The agency may well have appropriate grounds to seek a recall. The question is whether the cost and burdens of the recall appropriately should be imposed on Zucker. The problem with the Commission’s attempt to impose the recall costs on Zucker is that they are not seeking to impose these costs on him based on allegations that his personal actions as an individual provide a basis for holding him liable; rather, the Commission is seeking to impose these costs on him simply because of his position with the company. The Commission is saying that he should be held liable not because he is “responsible” for the problems that the Commission says justify the recall; they are saying the he should be held liable because he is “responsible” for the company.


The problem with this approach is that it disregards the now centuries-old recognition of the fact that corporations are legally separate from the individuals who run them.

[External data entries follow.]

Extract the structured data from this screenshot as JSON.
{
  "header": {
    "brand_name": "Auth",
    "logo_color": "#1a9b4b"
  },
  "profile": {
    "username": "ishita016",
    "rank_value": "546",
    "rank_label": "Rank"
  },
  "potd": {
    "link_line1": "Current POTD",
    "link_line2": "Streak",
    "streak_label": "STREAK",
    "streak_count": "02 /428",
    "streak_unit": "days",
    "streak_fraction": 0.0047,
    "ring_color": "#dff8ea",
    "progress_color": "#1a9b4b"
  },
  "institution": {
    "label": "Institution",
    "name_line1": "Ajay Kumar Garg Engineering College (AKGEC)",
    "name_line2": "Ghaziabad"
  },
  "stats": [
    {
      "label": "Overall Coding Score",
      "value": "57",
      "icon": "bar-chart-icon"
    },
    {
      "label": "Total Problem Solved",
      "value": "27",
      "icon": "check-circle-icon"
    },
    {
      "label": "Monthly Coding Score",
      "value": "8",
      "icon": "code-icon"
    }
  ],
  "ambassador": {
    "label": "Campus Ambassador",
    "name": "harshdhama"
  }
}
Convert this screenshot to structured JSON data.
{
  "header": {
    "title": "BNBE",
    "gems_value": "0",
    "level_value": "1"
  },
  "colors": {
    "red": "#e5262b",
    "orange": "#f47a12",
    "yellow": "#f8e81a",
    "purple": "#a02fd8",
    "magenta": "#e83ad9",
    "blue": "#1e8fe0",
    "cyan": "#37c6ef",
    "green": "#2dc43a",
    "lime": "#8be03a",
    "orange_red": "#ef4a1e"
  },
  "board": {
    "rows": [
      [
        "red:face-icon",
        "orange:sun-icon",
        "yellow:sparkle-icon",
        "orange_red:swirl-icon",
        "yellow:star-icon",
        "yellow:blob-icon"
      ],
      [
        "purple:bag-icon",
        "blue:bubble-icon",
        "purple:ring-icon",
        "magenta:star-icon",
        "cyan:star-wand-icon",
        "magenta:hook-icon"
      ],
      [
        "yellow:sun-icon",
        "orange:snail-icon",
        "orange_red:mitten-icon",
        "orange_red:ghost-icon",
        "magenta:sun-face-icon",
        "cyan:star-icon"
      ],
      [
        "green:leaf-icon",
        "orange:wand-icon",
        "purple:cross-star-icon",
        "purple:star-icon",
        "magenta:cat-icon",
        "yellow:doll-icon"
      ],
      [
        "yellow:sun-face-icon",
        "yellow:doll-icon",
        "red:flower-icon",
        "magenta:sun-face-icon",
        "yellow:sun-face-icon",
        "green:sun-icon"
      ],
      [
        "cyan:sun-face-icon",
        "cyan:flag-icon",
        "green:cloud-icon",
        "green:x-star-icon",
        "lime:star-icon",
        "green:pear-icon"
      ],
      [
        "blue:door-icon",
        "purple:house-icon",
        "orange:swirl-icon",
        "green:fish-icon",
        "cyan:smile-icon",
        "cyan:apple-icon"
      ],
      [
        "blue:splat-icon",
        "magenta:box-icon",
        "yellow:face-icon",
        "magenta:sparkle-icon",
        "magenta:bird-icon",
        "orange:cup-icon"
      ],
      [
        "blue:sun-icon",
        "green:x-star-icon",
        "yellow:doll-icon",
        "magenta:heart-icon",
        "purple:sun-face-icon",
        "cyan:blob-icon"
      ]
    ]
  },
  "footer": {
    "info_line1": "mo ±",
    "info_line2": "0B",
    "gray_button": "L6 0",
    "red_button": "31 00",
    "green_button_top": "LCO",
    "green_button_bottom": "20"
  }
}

The idea that liability can be imposed on an individual for corporate misconduct, in apparent disregard of the corporate form and without culpable involvement or even a requirement of a culpable state of mind, seems inconsistent with the most basic concepts surrounding the corporate form. Used in this way, the responsible corporate officer doctrine imposes liability for nothing more than for a person’s status. Keep in mind that the agency has not alleged that Zucker has culpably violated a specific standard of liability; rather, the agency is saying only that Zucker should be liable because of his position, in complete disregard of the corporate form and without any regard to whether is culpable.


I understand that public policy advocates might well argue that corporate officials should have to pay out of their own resources for corporate misconduct so that the liability threat would deter future violations and motivate compliance. These kinds of arguments seem most compelling to someone who is secure in the knowledge that they will never have to worry about having liability imposed on them for conduct or activity in which they may have had no culpable involvement.


I appreciate that there is a current popular sentiment that corporate officials need to be held liable more frequently or perhaps even that regulators do not do enough to hold corporate officials accountable. Just the same, I am concerned that with the increased tendency to impose liability on corporate executives without any showing or requirement for a showing that the officials were culpable, there is a contrary danger that corporate executives could be held liable too frequently, or at least in instances where they have done nothing themselves to deserve it.


Even if there are circumstances where, as the U.S. Supreme Court has long recognized, that public health and welfare may justify the imposition of liability without culpability under certain circumstance, the enormous burden this possibility would impose on the civil rights and liberties of the affected individuals would seem to argue that these principles be used to impose liability on individuals only in the rarest and most extreme circumstances.


But rather than restrict its use of these principles out of an appropriate respect for basic notions of fairness and individual liberty, regulators are moving in the exact opposite direction and apparently seeking new opportunities to use these principles to expand their regulatory reach.


The regulators may well feel this approach may be justified in order to accomplish regulatory goals and ensure that somebody pays the price for wrongdoing. The problem is that scapegoating individuals for misconduct in which they not been proved to be culpably responsible is fundamentally unfair. In my view, this approach is inconsistent with some of the most basic assumptions of a well-ordered society governed by law.


If there are circumstances where public health and welfare might sometimes require the imposition of responsibility on a strict liability basis, the use of those circumstances should be infrequent and unusual. Regulators should be looking for ways to avoid relying on these powers rather than looking to expand their use. The imposition of penalties without regard to fault or culpability is a fundamentally unfair practice that should be discouraged at every possible opportunity.